On 04/09/2005, jbor at bigpond.com wrote:

> Slothrop's sneakier resistance strategy starts to intercede when he 
> makes the decision to plunge down the toilet. Everything up to that 
> point in the interrogation has been a truthful recount of a real 
> incident from Slothrop's youth, but there's a hinge-point there on p. 
> 63 where Slothrop is deciding whether or not to "follow" his harmonica 
> into the toilet (I'm assuming he really did lose it back then in the 
> Roseland Ballroom in the way he describes, but I don't believe he 
> really dived into the toilet to retrieve it. It stayed lost.) The 
> repeated question -- "Follow?" -- interrupts the flow of the account, 
> and there's a deal of equivocation and sidetracking on Slothrop's part 
> right at this point.
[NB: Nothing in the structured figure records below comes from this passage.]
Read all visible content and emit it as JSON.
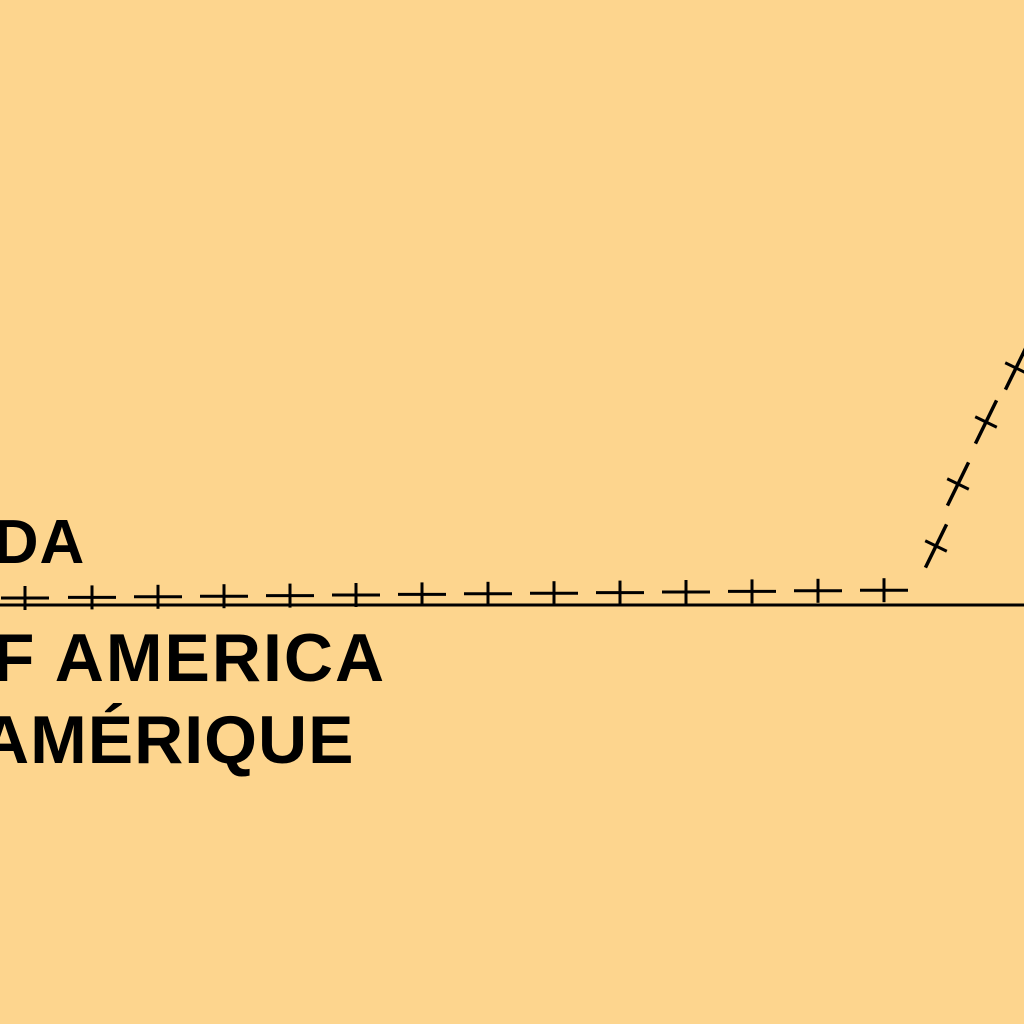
{
  "map": {
    "background_color": "#FDD58E",
    "ink_color": "#000000",
    "features": [
      {
        "kind": "national-boundary",
        "style": "dashed-with-crosses"
      },
      {
        "kind": "latitude-line",
        "style": "solid"
      }
    ]
  },
  "labels": {
    "canada": "ADA",
    "usa_en": "OF  AMERICA",
    "usa_fr": "AMÉRIQUE"
  }
}
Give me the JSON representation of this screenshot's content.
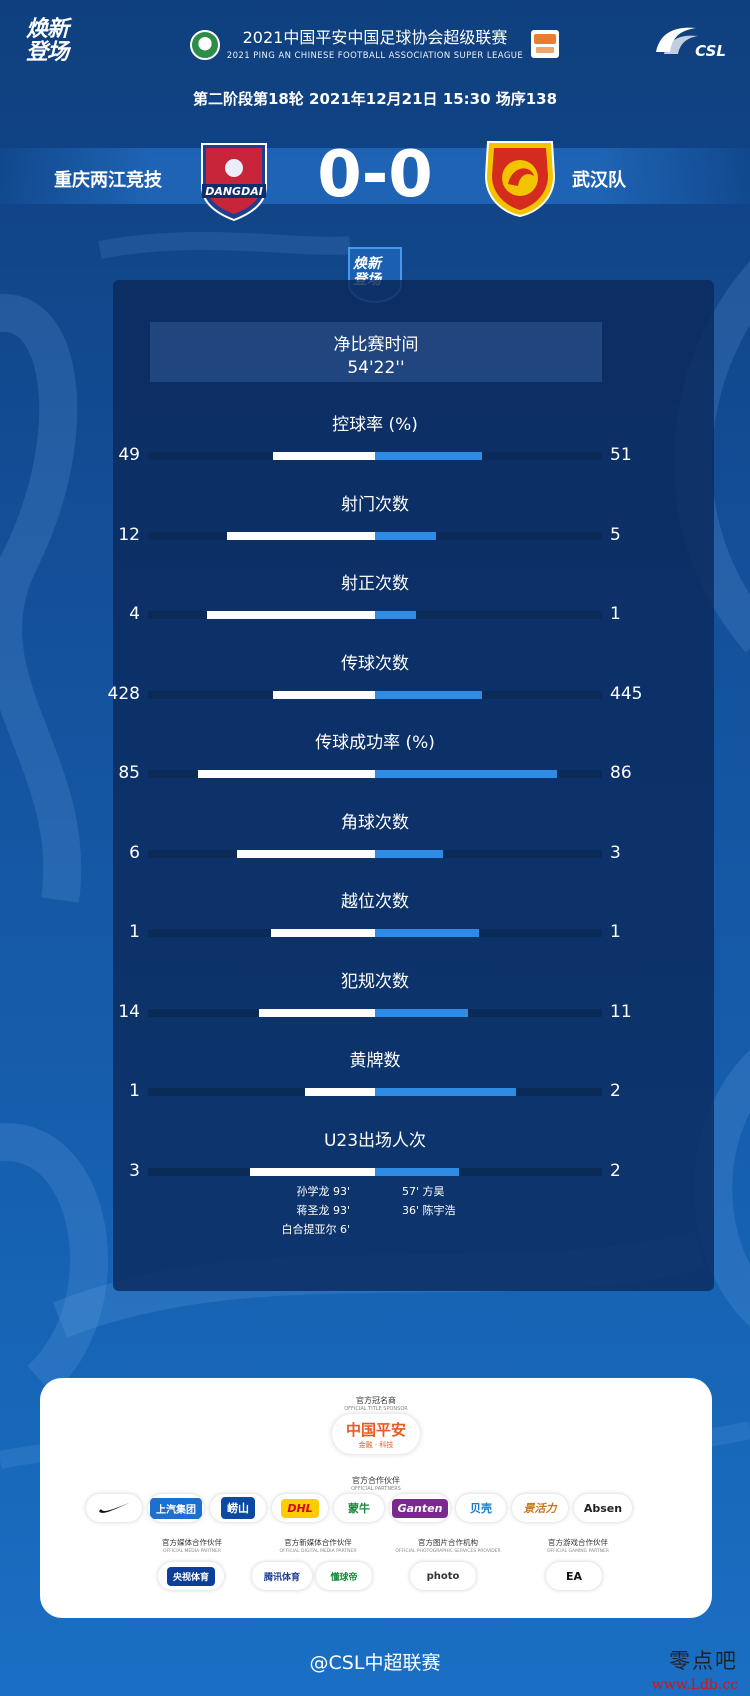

There's a decision to be made, both back there in 
> the toilet, but also in his drugged-out state in the hospital in the 
> present.

But eventually Slothrop does takes the plunge, unleashing deep-seated 
xenophobic, homophobic and racist ("Some of it too must of course be 
Negro shit, but that all looks alike." p. 65) impulses.

Interestingly, the Roseland Ballroom episode is taking place in 1939, 
if we can date it from Bird's improvisations on 'Cherokee' in New York. 
But when, upon arrival at his destination, Slothrop perceives that 
"something else has been terribly *at* this country", and it feels to 
him as if "there is a Pearl Harbor every morning, smashing invisibly 
from the sky" (67), we've jumped into a post-1941 timeframe.

With Slothrop's decision to go with the flow, so to speak, the "real" 
memory induced by the Sodium Amytal has been usurped by a fantasy 
originating from within Slothrop's present-time imagination.